I think what wasn’t anticipated is how much implementing lazy imports in the stdlib would break the flag and make it immediately unusable, rather than gradually unusable.
In some workflows, pip runs with more capabilities than the python environment it is building, and isn’t reinvoked ever again (some build systems for container images, as one example).
In that example case, getting execution during the initial invocation of pip gives the attacker more capabilities, and potentially a foothold in a build system rather than in the resulting container image.
I know at my day job, we don’t fully rely on this, as we have the resources to review more before used, but it may be a property people rely on as:
I don’t think so. I think all of the uses that need it can be solved with runtime reification as needed. Possibly with a helper function in importlib if it’s deemed tricky for end users to get this right, and this version should work with circular imports properly, as the initial module declarations have already happened.
I think it’s arguable here that if -X lazy_imports=none doesn’t exist, that overtime as the language provided way of doing this becomes the “one way”, pip (and other apps with a reason to reify) have an easier time long term ensuring they do so. The version provided by the language should be what people use here long term, and this one is visible and possible to interact with in a uniform way.
I agree that there will be a benefit in the kind of uniformity of behavior we’ll get when 3.14 or 3.15 goes EOL. But, just to say it aloud, lazy imports will never be implemented only one way.
I think focusing on pip is very much misleading.
The big questions I have:
Does the stdlib ever get to use the new syntax for performance (but not correctness)?
Does stdlib testing need to be run with the flag both on and off?
I originally saw the flag as a shorthand for a kind of filter you could write yourself. But it also makes a promise that such a filter will work with the whole core language. Maybe that’s a bad promise to make.
I think earlier versions of the text did not. They did however have the surviving claim that:
Lazy imports eliminate the common need for TYPE_CHECKING guards.
I pointed out that this was in contradiction with lazy_imports=none because the TYPE_CHECKING blocks are commonly used in libraries to avoid circular imports for typing-only imports. At the time some text was added to the PEP to the effect of “don’t expect lazy_imports=none to work with any libraries” but I don’t see where that text is now. It seemed obvious to me that lazy_imports=none would become unusable as soon as any libraries adopted lazy imports.
As long as -X lazy_imports=none exists, I’m reluctant to port existing forms of deferred imports to lazy import knowing that I would be slowing down or breaking anyone who uses -X lazy_imports=none.
Quick use case: When moving over to using lazy imports (via __lazy_modules__), it’s really handy to set -X lazy_imports=none to disable the usage of lazy imports and see if it is working (such as comparing with -X importtime).

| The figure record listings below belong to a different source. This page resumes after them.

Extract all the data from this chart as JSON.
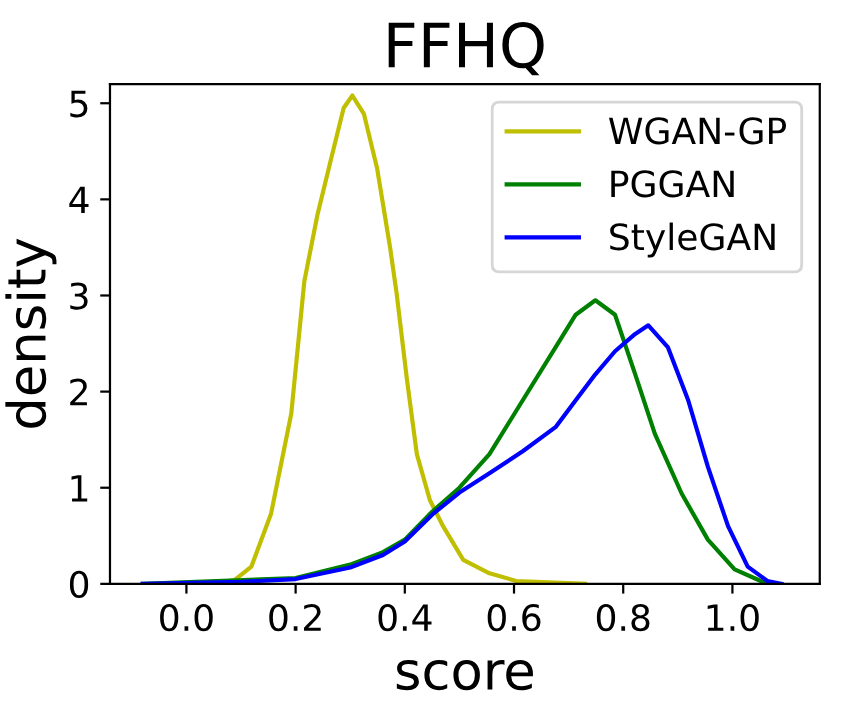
{
  "chart_data": {
    "type": "line",
    "title": "FFHQ",
    "xlabel": "score",
    "ylabel": "density",
    "xlim": [
      -0.14,
      1.16
    ],
    "ylim": [
      0,
      5.2
    ],
    "xticks": [
      {
        "value": 0.0,
        "label": "0.0"
      },
      {
        "value": 0.2,
        "label": "0.2"
      },
      {
        "value": 0.4,
        "label": "0.4"
      },
      {
        "value": 0.6,
        "label": "0.6"
      },
      {
        "value": 0.8,
        "label": "0.8"
      },
      {
        "value": 1.0,
        "label": "1.0"
      }
    ],
    "yticks": [
      0,
      1,
      2,
      3,
      4,
      5
    ],
    "grid": false,
    "legend": "top right",
    "marker": "none",
    "line_style": "solid",
    "series": [
      {
        "name": "WGAN-GP",
        "color": "#bfbf00",
        "x": [
          0.05,
          0.088,
          0.119,
          0.155,
          0.192,
          0.216,
          0.24,
          0.264,
          0.288,
          0.304,
          0.325,
          0.349,
          0.373,
          0.385,
          0.404,
          0.422,
          0.446,
          0.47,
          0.507,
          0.555,
          0.604,
          0.73
        ],
        "values": [
          0,
          0.04,
          0.18,
          0.73,
          1.77,
          3.15,
          3.84,
          4.4,
          4.95,
          5.08,
          4.89,
          4.33,
          3.5,
          3.02,
          2.12,
          1.35,
          0.87,
          0.6,
          0.25,
          0.11,
          0.03,
          0
        ]
      },
      {
        "name": "PGGAN",
        "color": "#008000",
        "x": [
          -0.08,
          0.2,
          0.3,
          0.36,
          0.4,
          0.45,
          0.5,
          0.555,
          0.616,
          0.676,
          0.713,
          0.749,
          0.785,
          0.822,
          0.858,
          0.907,
          0.955,
          1.004,
          1.052,
          1.07
        ],
        "values": [
          0,
          0.06,
          0.2,
          0.33,
          0.46,
          0.75,
          1.0,
          1.35,
          1.91,
          2.46,
          2.8,
          2.95,
          2.8,
          2.18,
          1.56,
          0.94,
          0.46,
          0.15,
          0.03,
          0
        ]
      },
      {
        "name": "StyleGAN",
        "color": "#0000ff",
        "x": [
          -0.08,
          0.1,
          0.2,
          0.3,
          0.36,
          0.4,
          0.45,
          0.5,
          0.555,
          0.616,
          0.676,
          0.713,
          0.749,
          0.785,
          0.822,
          0.846,
          0.882,
          0.919,
          0.955,
          0.992,
          1.028,
          1.064,
          1.09
        ],
        "values": [
          0,
          0.02,
          0.05,
          0.17,
          0.3,
          0.44,
          0.72,
          0.95,
          1.15,
          1.38,
          1.63,
          1.91,
          2.18,
          2.42,
          2.6,
          2.69,
          2.46,
          1.91,
          1.22,
          0.6,
          0.18,
          0.03,
          0
        ]
      }
    ]
  }
}
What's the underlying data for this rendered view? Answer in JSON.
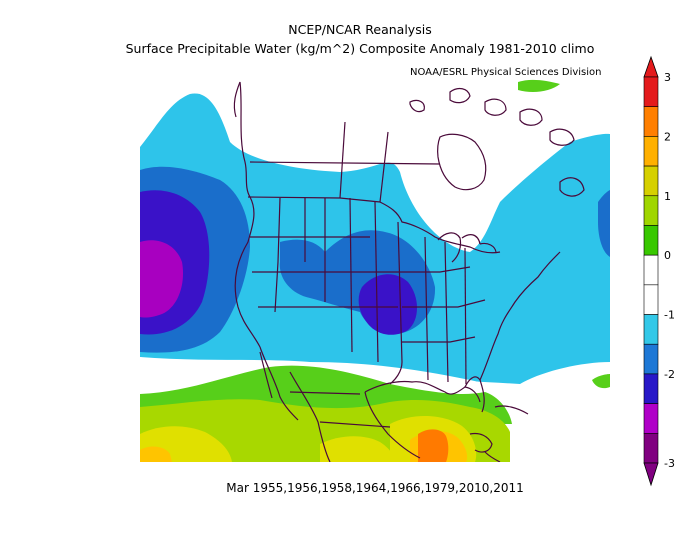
{
  "title_line1": "NCEP/NCAR Reanalysis",
  "title_line2": "Surface Precipitable Water (kg/m^2) Composite Anomaly 1981-2010 climo",
  "credit": "NOAA/ESRL Physical Sciences Division",
  "footer": "Mar 1955,1956,1958,1964,1966,1979,2010,2011",
  "colorbar": {
    "ticks": [
      "3",
      "2",
      "1",
      "0",
      "-1",
      "-2",
      "-3"
    ],
    "colors_top_to_bottom": [
      "#e41a1c",
      "#ff7f00",
      "#ffb000",
      "#d6d000",
      "#a0d600",
      "#38c800",
      "#ffffff",
      "#ffffff",
      "#33c8e8",
      "#1e78d6",
      "#2818c8",
      "#b000c8",
      "#800080"
    ]
  },
  "map_colors": {
    "anomaly_m3": "#800080",
    "anomaly_m2": "#a800c0",
    "anomaly_m1_5": "#3a12c8",
    "anomaly_m1": "#1a6ecb",
    "anomaly_m0_5": "#2ec4ea",
    "neutral": "#ffffff",
    "anomaly_p0_5": "#57cf1a",
    "anomaly_p1": "#a8d800",
    "anomaly_p1_5": "#e0e000",
    "anomaly_p2": "#ffc400",
    "anomaly_p2_5": "#ff7a00",
    "boundary": "#4a0a3a"
  }
}
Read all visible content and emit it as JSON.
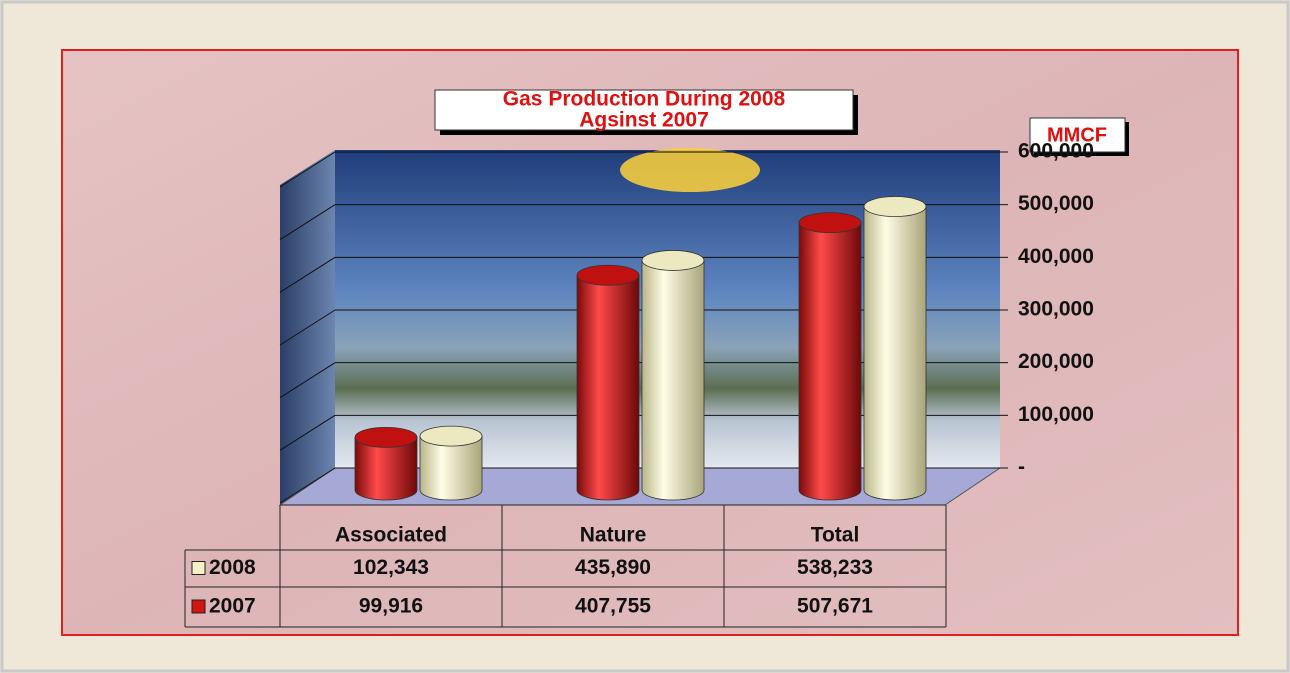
{
  "chart_data": {
    "type": "bar",
    "title": [
      "Gas Production During 2008",
      "Agsinst 2007"
    ],
    "unit_label": "MMCF",
    "categories": [
      "Associated",
      "Nature",
      "Total"
    ],
    "series": [
      {
        "name": "2008",
        "color": "#f5f2c8",
        "values": [
          102343,
          435890,
          538233
        ],
        "value_labels": [
          "102,343",
          "435,890",
          "538,233"
        ]
      },
      {
        "name": "2007",
        "color": "#d41414",
        "values": [
          99916,
          407755,
          507671
        ],
        "value_labels": [
          "99,916",
          "407,755",
          "507,671"
        ]
      }
    ],
    "ylim": [
      0,
      600000
    ],
    "yticks": [
      {
        "value": 0,
        "label": "-"
      },
      {
        "value": 100000,
        "label": "100,000"
      },
      {
        "value": 200000,
        "label": "200,000"
      },
      {
        "value": 300000,
        "label": "300,000"
      },
      {
        "value": 400000,
        "label": "400,000"
      },
      {
        "value": 500000,
        "label": "500,000"
      },
      {
        "value": 600000,
        "label": "600,000"
      }
    ],
    "grid": true
  }
}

Without some way to disable all lazy imports, it’s harder to tell if it’s working. (in 3.15.0a7, none doesn’t affect __lazy_modules__, so I’m working around this by deleting all __lazy_modules__, which is easy to do because I’m in git and this is the thing I’m adding).
Honestly, I’d be fine with the opposite: none (or some new term) disabling __lazy_modules__ and not the explicit syntax. You can use the explicit syntax to make a circular import safe, but you can’t use __lazy_modules__ to do that, and the standard library can use the lazy syntax, keeping it lazy. And I expect “slowly break” is much more applicable for __lazy_modules__, since most libraries will be using that for 3-5 years.